Na verdade, a configuração também importa, segundo os pesquisadores. ‘Mostramos no resultado do trabalho que a fragmentação afeta a riqueza de espécies florestais, para vários grupos – anfíbios, mamíferos, aves, plantas. Fizemos uma análise para a Mata Atlântica inteira, e sim, a fragmentação tem efeitos negativos pelo que chamamos de efeito de borda”, explica o professor Mauricio.
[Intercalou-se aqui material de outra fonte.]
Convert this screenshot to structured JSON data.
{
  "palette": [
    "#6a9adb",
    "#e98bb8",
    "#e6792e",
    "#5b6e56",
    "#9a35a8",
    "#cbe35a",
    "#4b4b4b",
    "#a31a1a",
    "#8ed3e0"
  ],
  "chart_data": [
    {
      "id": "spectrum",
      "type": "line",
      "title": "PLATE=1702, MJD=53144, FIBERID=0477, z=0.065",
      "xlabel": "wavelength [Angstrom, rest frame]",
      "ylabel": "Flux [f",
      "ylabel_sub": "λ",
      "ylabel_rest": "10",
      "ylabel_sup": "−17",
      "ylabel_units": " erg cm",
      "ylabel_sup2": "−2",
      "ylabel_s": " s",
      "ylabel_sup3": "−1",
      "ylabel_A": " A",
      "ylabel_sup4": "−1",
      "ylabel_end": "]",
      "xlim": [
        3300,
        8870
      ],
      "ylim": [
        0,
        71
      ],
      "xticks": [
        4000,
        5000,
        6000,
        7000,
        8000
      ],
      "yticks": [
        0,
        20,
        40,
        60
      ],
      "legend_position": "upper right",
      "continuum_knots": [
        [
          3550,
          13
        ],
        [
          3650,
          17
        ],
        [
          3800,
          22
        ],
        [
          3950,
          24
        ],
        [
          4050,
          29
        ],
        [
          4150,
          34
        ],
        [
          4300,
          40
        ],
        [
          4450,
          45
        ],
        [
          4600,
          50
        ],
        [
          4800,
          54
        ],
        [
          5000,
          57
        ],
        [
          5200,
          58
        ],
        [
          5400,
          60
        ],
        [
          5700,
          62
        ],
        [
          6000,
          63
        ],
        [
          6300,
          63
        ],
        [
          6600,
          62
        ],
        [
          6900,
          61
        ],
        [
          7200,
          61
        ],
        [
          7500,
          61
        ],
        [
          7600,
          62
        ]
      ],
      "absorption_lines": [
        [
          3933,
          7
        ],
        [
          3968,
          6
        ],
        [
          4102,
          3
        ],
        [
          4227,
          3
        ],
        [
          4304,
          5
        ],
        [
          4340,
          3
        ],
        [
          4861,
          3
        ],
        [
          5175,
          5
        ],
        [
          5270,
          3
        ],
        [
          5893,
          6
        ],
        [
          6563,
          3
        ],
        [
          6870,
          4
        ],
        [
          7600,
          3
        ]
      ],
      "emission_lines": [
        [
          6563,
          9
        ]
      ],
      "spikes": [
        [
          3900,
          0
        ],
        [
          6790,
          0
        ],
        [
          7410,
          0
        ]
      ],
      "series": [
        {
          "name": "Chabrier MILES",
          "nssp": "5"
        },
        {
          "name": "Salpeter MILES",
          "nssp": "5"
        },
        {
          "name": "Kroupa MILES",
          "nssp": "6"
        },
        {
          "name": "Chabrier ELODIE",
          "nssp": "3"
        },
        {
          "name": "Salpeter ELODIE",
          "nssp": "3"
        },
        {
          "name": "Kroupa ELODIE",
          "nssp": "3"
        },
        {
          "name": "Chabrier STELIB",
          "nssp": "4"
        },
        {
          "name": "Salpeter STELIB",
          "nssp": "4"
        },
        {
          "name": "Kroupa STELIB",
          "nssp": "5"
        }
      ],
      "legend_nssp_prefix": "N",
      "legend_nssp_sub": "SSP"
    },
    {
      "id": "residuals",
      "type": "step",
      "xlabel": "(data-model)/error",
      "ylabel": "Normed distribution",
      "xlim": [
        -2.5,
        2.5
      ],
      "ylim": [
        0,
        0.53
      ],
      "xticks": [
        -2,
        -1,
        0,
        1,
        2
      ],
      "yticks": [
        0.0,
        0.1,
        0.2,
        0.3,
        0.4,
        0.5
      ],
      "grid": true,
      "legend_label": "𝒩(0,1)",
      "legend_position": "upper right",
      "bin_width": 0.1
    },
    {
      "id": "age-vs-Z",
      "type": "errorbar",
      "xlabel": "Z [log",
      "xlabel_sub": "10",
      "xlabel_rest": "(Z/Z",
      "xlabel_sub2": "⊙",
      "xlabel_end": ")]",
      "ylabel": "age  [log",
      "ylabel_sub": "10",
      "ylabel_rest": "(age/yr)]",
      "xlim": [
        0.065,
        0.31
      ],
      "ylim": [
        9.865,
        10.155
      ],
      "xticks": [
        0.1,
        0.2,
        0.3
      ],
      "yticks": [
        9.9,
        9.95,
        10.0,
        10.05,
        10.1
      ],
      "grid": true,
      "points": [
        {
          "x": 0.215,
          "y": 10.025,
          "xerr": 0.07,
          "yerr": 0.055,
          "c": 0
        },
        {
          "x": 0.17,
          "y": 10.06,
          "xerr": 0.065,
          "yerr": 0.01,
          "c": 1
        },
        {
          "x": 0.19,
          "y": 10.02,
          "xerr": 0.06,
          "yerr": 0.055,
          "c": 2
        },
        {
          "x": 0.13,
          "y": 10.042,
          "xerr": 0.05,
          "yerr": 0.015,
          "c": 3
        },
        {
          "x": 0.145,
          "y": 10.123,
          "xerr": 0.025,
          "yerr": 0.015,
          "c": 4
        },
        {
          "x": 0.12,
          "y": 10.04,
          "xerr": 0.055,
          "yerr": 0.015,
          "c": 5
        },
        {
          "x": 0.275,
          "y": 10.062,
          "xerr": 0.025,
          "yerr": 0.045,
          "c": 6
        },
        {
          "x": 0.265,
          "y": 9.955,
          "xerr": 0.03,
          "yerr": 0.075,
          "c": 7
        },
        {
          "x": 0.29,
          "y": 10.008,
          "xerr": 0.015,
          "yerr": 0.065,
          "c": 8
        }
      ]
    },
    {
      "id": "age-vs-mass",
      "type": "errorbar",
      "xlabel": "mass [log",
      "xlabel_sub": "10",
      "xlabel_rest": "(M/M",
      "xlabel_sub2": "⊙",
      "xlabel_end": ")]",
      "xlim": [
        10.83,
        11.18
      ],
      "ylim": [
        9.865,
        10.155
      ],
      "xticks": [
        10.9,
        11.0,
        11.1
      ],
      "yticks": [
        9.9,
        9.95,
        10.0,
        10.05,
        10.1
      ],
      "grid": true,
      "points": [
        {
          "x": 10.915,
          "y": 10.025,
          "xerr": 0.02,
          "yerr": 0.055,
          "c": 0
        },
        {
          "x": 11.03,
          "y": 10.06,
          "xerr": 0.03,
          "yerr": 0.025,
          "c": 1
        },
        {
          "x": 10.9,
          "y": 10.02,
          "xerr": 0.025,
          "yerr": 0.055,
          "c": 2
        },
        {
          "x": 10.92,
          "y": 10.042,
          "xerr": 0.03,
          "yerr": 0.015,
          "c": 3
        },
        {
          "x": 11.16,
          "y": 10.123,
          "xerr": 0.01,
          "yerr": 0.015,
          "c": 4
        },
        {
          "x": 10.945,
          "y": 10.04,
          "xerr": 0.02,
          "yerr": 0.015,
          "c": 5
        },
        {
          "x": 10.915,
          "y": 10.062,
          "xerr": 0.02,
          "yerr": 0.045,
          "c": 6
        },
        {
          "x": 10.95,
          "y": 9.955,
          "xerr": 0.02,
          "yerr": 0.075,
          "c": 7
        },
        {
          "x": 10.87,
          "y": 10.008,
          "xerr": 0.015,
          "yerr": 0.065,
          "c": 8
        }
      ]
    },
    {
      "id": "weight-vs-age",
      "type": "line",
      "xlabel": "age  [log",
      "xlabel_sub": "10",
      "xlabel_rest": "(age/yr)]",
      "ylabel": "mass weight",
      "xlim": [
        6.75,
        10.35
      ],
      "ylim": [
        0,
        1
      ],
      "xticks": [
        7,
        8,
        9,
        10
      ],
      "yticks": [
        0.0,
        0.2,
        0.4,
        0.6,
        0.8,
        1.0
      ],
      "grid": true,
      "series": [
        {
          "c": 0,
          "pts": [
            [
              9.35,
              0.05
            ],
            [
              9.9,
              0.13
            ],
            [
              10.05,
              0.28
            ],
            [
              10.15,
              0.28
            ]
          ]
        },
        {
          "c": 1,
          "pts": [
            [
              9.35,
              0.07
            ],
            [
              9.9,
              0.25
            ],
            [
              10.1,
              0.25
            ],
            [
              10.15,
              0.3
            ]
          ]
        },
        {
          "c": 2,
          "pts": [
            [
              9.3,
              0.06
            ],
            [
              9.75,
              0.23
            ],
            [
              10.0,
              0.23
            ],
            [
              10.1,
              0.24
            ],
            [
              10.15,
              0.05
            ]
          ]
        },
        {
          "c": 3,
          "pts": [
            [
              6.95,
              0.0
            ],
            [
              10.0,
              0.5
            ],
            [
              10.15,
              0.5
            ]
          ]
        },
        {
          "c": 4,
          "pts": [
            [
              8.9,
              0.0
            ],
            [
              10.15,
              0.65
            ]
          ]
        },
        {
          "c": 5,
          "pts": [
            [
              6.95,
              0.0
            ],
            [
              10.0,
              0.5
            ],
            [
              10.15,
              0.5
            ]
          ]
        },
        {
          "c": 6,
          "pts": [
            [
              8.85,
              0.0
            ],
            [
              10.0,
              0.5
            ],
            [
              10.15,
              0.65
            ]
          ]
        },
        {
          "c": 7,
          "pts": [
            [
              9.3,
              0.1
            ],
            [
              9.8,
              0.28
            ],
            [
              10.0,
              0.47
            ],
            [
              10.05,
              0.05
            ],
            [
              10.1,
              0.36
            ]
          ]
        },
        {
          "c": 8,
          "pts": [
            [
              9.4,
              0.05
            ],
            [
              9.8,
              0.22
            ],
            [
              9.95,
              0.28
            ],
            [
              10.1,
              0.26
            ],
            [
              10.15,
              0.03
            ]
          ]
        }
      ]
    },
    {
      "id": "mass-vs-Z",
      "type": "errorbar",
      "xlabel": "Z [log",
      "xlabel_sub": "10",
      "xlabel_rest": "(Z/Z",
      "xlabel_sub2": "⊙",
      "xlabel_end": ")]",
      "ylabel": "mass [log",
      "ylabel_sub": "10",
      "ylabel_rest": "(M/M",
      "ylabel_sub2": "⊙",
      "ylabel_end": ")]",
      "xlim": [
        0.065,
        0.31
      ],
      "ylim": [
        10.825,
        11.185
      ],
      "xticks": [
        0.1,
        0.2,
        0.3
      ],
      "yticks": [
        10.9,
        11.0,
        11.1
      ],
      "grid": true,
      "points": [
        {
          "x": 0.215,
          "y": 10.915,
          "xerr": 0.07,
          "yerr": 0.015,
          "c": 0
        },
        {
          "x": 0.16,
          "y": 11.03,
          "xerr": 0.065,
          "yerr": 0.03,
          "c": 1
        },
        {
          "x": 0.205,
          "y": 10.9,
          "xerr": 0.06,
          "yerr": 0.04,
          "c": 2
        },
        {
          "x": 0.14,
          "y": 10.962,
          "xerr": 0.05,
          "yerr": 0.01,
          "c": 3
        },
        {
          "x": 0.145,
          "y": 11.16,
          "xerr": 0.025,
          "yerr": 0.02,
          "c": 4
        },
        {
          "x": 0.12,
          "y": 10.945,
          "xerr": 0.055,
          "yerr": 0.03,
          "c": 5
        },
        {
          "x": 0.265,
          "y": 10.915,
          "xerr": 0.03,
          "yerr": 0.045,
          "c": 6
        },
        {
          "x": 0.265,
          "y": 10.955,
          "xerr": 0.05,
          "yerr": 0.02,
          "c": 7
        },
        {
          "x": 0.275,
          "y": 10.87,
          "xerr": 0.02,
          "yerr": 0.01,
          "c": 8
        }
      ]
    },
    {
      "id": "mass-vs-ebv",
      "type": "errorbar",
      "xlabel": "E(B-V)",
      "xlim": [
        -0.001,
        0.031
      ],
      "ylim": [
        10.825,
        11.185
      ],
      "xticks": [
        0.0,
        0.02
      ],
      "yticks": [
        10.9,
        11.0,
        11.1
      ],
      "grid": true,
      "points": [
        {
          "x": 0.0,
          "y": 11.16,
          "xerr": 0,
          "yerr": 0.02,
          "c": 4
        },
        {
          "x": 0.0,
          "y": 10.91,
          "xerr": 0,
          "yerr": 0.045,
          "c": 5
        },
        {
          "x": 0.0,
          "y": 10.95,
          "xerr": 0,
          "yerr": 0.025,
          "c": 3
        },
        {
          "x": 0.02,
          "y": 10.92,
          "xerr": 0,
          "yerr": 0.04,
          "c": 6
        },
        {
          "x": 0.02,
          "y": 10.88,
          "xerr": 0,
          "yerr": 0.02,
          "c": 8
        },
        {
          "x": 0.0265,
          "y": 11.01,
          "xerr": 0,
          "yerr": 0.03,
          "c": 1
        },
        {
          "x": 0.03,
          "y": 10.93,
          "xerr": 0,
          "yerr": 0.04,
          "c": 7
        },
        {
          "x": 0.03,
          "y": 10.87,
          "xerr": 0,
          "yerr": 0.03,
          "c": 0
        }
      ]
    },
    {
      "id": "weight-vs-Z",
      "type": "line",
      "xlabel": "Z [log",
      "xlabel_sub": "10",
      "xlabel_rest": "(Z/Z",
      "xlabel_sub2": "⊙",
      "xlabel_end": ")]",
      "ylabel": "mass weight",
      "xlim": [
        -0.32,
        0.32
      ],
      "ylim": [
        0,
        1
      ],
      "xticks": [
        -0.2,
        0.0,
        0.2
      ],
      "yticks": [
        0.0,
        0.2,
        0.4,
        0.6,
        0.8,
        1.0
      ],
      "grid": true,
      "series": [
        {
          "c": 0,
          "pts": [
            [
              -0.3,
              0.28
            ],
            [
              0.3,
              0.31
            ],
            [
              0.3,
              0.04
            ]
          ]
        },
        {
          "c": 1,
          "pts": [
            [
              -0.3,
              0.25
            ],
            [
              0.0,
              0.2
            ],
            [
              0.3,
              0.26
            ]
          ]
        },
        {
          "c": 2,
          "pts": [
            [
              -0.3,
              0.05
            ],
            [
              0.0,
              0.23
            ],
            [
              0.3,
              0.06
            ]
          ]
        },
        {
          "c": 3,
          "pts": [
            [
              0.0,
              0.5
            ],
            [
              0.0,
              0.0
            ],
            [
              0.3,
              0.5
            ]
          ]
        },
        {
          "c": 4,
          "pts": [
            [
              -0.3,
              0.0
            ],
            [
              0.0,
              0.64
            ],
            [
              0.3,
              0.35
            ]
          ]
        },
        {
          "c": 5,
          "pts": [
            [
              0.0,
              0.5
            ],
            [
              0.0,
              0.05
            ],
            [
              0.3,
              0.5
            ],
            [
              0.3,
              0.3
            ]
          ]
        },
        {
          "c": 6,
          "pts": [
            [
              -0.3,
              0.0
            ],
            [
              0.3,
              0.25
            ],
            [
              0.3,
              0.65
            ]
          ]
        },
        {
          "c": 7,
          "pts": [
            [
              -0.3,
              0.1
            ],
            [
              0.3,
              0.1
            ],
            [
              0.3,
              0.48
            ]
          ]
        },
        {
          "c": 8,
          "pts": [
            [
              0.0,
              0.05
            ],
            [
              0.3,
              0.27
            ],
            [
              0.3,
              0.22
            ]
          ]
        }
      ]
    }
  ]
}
Foto: Luciana Ardenghi Fusinatto

Efeitos de borda seriam as alterações ocasionadas na borda de um ambiente, geralmente provocando redução da umidade, aumento de temperatura, mudança de composição de espécies, redução dos tamanhos das populações, uma série de alterações físico-químicas e biológicas que afetam os animais que vivem nessas manchas, especialmente os mais sensíveis.

Tudo isso gera um efeito cascata, pois com a redução dos habitats, muitas espécies se tornam mais suscetíveis às extinções locais, já que as populações espalhadas podem não ter conexão entre si, por não existir fluxo biológico entre elas, e isso leva, ao longo do tempo a menor recolonizarão pela dificuldade de atravessarem a matriz, que são as áreas entre as manchas de habitats. Dessa forma, ocorre a redução de variabilidade genética, com aumento de chances de endocruzamento.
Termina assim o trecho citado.